Das nächste schwere Foul der Wirtschaftskammer bei Kollektivvertragsverhandlungen betrifft nun den Nahrungssektor. Bei den Lohnverhandlungen am 15. April wurden den rund 4.000 ArbeiterInnen im Feinkost- und Fischgewerbe sowie in der Feinkostindustrie Lohnerhöhungen verweigert, obwohl der Sektor auch während der Corona-Pandemie sehr gut verdient hat. 

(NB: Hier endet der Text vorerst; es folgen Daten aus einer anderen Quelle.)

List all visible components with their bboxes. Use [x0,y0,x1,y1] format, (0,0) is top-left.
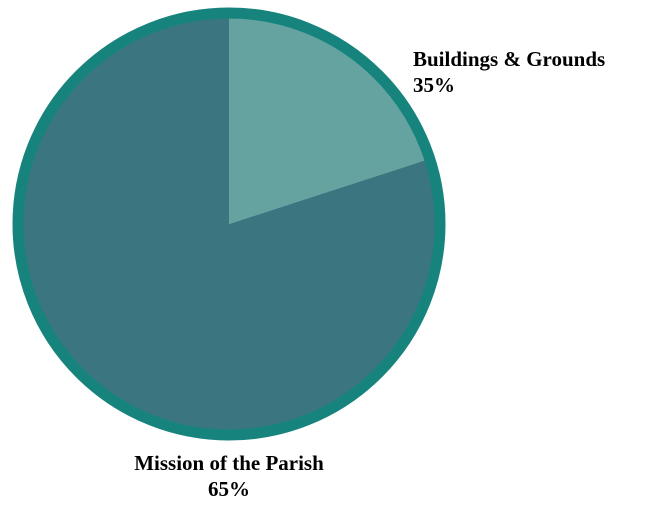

Abtausch für zugesagten Mindestlohn gefordert

Eine bereits 2020 getroffene schriftliche Vereinbarung zur Erreichung des 1.500 Euro Mindestlohnes wird nun plötzlich mit der Beibehaltung von kürzeren Kündigungsfristen verknüpft. Der Feinkostsektor soll gänzlich zur Saisonbranche werden, damit die gesetzliche Angleichung der Kündigungsfristen von ArbeiterInnen an das Niveau der Angestellten ab 1. Juli nicht wirkt. So sind im Feinkostgewerbe zum Beispiel Fristen bei Arbeitgeberkündigung von einer Woche (bei bis zu sechs Monaten Beschäftigung) und zwei Wochen (bei einer Beschäftigung von bis zu fünf Jahren) vorgesehen. Ab 1. Juli wären diese Fristen deutlich länger. 

PRO-GE fordert Fairness

Der Feinkostsektor produziert viele Spezialitäten für den Handel, von traditionellen Gabelbissen und Teufelsrollern bis zu Hummus. Auch werden unter anderem Salate und Sandwiches für den Verkauf vorgefertigt. „Der Preisdruck  im Lebensmittelhandel soll wieder einmal auf die ArbeiterInnen im Produktionsbereich abgewälzt werden. Die bereits zugesagte Erhöhung des Mindestlohnes jetzt an Bedingungen zu knüpfen, ist ein schweres sozialpartnerschaftliche Foul “, sagt Branchenexperte Erwin Kinslechner von der PRO-GE. Der KV-Verhandler fordert von den Arbeitgebern Fairness für die Beschäftigten, die Umsetzung von 1.500 Euro als Mindestlohn sowie eine Erhöhung von 1,6 Prozent für alle Lohngruppen. Derzeit gibt es keinen weiteren Verhandlungstermin.